NB. if you want 0s for missing edges, add .fillna(0) before converting .to_numpy() .

Alternatively, to get directly a 3D numpy array from the DataFrame, you could complete/reindex the missing values:

# pip install janitor
import janitor

nodes = list(G.nodes)
df = nx.to_pandas_edgelist(G)
samples = df['sample_id'].unique()
N = len(nodes)

A = (df.complete({'source': nodes, 'target': nodes, 'sample_id': samples})
       ['weight'].to_numpy().reshape(N, N, -1)
    )

Or:

import pandas as pd

nodes = list(G.nodes)
df = nx.to_pandas_edgelist(G)
samples = df['sample_id'].unique()
N = len(nodes)

A = (df.set_index(['source', 'target', 'sample_id'])
       .reindex(pd.MultiIndex.from_product([nodes, nodes, samples]))
       ['weight'].to_numpy().reshape(N, N, -1)
    )

Output of A[:, :, 5] (6th sample):

array([[     nan, 0.423106,      nan,      nan,      nan,      nan],
       [     nan,      nan, 0.737995,      nan,      nan,      nan],
       [     nan,      nan,      nan, 0.322959,      nan,      nan],
       [     nan,      nan,      nan,      nan, 0.312261,      nan],
       [     nan,      nan,      nan,      nan,      nan, 0.250455],
       [     nan,      nan,      nan,      nan,      nan,      nan]])
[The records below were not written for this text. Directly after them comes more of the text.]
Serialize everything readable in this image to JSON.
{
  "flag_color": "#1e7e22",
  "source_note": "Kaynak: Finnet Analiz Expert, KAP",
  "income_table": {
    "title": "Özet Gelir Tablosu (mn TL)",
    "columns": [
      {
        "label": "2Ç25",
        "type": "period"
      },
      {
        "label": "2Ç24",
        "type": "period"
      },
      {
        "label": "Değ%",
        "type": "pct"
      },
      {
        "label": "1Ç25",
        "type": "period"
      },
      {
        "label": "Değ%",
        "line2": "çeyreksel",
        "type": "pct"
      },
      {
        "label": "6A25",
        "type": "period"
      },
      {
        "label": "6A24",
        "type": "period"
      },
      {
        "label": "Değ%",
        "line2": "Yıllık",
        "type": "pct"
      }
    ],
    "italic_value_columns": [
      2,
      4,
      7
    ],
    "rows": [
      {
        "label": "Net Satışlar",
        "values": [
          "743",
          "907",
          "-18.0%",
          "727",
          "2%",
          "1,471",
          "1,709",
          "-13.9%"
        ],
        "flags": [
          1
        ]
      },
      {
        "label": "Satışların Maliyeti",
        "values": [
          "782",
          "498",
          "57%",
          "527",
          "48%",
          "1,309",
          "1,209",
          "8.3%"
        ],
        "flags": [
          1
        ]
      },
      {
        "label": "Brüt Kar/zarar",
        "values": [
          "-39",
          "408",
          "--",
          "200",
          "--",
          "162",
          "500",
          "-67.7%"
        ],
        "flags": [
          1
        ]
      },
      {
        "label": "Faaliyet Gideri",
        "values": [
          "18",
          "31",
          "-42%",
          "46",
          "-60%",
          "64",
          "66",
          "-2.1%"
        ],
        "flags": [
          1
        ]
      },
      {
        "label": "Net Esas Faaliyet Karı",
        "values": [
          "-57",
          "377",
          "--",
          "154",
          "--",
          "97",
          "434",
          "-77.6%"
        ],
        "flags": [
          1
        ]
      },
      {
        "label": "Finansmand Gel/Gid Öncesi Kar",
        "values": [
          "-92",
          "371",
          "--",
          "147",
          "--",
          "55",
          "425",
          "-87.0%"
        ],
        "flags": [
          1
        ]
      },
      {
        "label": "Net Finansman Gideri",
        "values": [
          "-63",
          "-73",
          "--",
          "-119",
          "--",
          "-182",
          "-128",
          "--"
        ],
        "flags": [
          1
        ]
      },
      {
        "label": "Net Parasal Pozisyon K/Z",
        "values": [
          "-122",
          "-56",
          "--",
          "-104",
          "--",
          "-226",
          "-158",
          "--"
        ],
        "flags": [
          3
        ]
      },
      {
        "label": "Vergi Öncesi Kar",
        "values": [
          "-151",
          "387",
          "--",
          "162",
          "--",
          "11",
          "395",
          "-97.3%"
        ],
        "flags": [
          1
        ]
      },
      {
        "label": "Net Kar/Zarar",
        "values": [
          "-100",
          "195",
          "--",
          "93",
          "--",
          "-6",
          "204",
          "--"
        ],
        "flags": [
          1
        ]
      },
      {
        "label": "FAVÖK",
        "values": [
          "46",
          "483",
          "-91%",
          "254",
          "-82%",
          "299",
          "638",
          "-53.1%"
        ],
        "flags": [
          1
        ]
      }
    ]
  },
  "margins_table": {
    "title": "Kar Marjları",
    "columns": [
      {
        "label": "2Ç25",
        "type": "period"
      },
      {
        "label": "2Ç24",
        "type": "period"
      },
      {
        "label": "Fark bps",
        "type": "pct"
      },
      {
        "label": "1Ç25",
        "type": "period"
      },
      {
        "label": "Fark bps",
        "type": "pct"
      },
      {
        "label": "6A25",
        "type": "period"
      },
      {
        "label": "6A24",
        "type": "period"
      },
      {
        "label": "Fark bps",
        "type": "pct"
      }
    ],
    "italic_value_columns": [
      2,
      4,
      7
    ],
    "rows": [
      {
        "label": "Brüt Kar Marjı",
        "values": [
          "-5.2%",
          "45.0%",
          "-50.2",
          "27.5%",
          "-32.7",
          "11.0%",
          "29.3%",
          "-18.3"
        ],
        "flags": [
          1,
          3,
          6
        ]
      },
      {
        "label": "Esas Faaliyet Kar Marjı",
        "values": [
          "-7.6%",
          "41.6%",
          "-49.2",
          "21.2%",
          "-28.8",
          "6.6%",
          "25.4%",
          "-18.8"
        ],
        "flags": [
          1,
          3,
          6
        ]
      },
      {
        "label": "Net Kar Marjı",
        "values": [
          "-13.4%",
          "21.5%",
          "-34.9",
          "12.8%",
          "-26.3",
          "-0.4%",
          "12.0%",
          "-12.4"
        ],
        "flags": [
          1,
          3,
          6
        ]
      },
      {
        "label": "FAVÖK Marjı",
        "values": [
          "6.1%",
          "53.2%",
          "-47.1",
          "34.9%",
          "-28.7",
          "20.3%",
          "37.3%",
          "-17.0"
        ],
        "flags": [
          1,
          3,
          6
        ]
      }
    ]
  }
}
I would probably prefer a (10, 6, 6) shape to directly access the samples with A[id]:

A = (df.complete({'sample_id': samples, 'source': nodes, 'target': nodes})
       ['weight'].to_numpy().reshape(-1, N, N)
    )

# or
A = (df.set_index(['sample_id', 'source', 'target'])
       .reindex(pd.MultiIndex.from_product([samples, nodes, nodes]))
       ['weight'].to_numpy().reshape(-1, N, N)
    )